Well that's a matter for the states, but any significant change is, often in the federal system, the subject of a constitutional challenge. There's nothing unusual about that.

JONES:

So will this be a dogfight in the courts for some time?

PRIME MINISTER:

Dogfight is perhaps a little melodramatic.

JONES:

But when are you going to get it through?

PRIME MINISTER:

The Government's intention will be to present the legislation as soon as it's been prepared and I expect that to be some time not later than early October.

JONES:

Right. Now there are Senators from Queensland and Western Australia in your own party, Coalition, saying they mightn't vote for it. That Liberal Senator from WA David Johnston said he may vote against the Government's reforms unless the central plank, namely the taking over of state industrial relations systems is dropped.

PRIME MINISTER:

Well Alan, I won't comment on that publicly. We will talk these things through in the party room. Bear in mind that the best guarantee of a permanent change for the better for Australia's industrial relations system is to get the changes in as soon as possible. Have them bedded down, people see that they work for the benefit of the country and the benefit of workers as well as employers and then nobody, Labor or Liberal in future, will want to change it.

JONES:

Okay. You're a New South Wales politician before you're a Prime Minister. You only became Prime Minister because you were elected to the Parliament from New South Wales.

PRIME MINISTER:

No I'm an Australian before I'm anything else.

JONES:

Okay, good on you.

PRIME MINISTER:

No this is quite an important point. I've never felt any particular parochial loyalty above the loyalty I have to the entire country.

JONES:

Okay point made. But how can we continue with a Grants Commission formula which sees New South Wales, that's us, people listening to you - taxpayers sending $13b in GST to Canberra revenue each year, but getting only $10b back in grants. Will you meet with Premier Carr to try and work out a better way of divvying up the GST pie?

PRIME MINISTER:

Alan, if all of the Premiers agree to use a different method of dividing the pie.

JONES:

Which they won't.

PRIME MINISTER:

Yes, well hang on. I'm Prime Minister of the entire country. I'm not Prime Minister of New South Wales. I owe the same obligation to Australians living in Western Australia as I owe to Australians living in New South Wales.

JONES:

But Queensland generates $6.7m of the GST revenue and gets $7.7m back.

PRIME MINISTER:

Can I put for the purposes of discussion the Queensland response?

JONES:

Yeah. I know what the Queensland response will be but go on.

PRIME MINISTER:

You came from Queensland.

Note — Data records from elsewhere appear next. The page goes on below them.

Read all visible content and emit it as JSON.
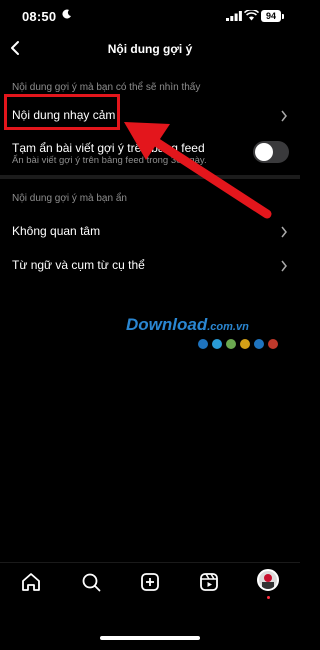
{
  "status_bar": {
    "time": "08:50",
    "battery": "94"
  },
  "header": {
    "title": "Nội dung gợi ý"
  },
  "sections": [
    {
      "title": "Nội dung gợi ý mà bạn có thể sẽ nhìn thấy",
      "items": [
        {
          "label": "Nội dung nhạy cảm"
        },
        {
          "label": "Tạm ẩn bài viết gợi ý trên bảng feed",
          "sublabel": "Ẩn bài viết gợi ý trên bảng feed trong 30 ngày.",
          "toggle": false
        }
      ]
    },
    {
      "title": "Nội dung gợi ý mà bạn ẩn",
      "items": [
        {
          "label": "Không quan tâm"
        },
        {
          "label": "Từ ngữ và cụm từ cụ thể"
        }
      ]
    }
  ],
  "watermark": {
    "text": "Download",
    "suffix": ".com.vn",
    "dot_colors": [
      "#1e73be",
      "#2a9bd6",
      "#6aa84f",
      "#d4a017",
      "#1e73be",
      "#c0392b"
    ]
  },
  "tabbar": {
    "icons": [
      "home-icon",
      "search-icon",
      "create-icon",
      "reels-icon",
      "profile-avatar"
    ]
  },
  "colors": {
    "highlight": "#e3161c",
    "background": "#000000"
  }
}
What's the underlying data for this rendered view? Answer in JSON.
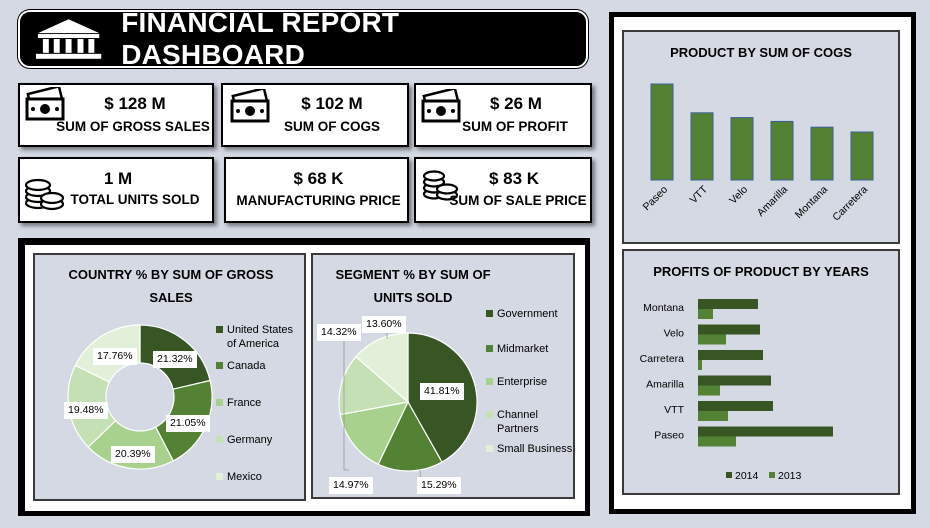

Queensland is a decentralised state and the cost of providing basic services in Queensland is higher than it is in New South Wales. The second thing is that the tax base of New South Wales, because of a larger concentration of higher value properties yields higher returns of stamp duty per capita than it does in other parts of the country. There are a whole raft of reasons. But look Alan, I have no particular addiction to the present system of carving up the pie and I have always said; I said it as Treasurer when the argument used to be that Western Australia and Queensland were getting too much money at the expense of New South Wales. I used to say then 'look fellas if you can agree on a new formula, then we'll agree to divide it up according to the..'

JONES:

Yeah well one bloke's getting more lollies than the other. He's not going to give any back.

PRIME MINISTER:

Well he's got to have a fight with the blokes who he reckons is getting the more lollies. I mean, we provide the pie. You know what they want us to do? They want us to provide all the money so that everybody's happy. Now it's not quite as simple as that.

JONES:

Okay, I'll let you go. Thank you for your time. We'll talk again soon.

PRIME MINISTER:

Okay Alan. Thank you.

JONES:

Prime Minister of Australia John Howard.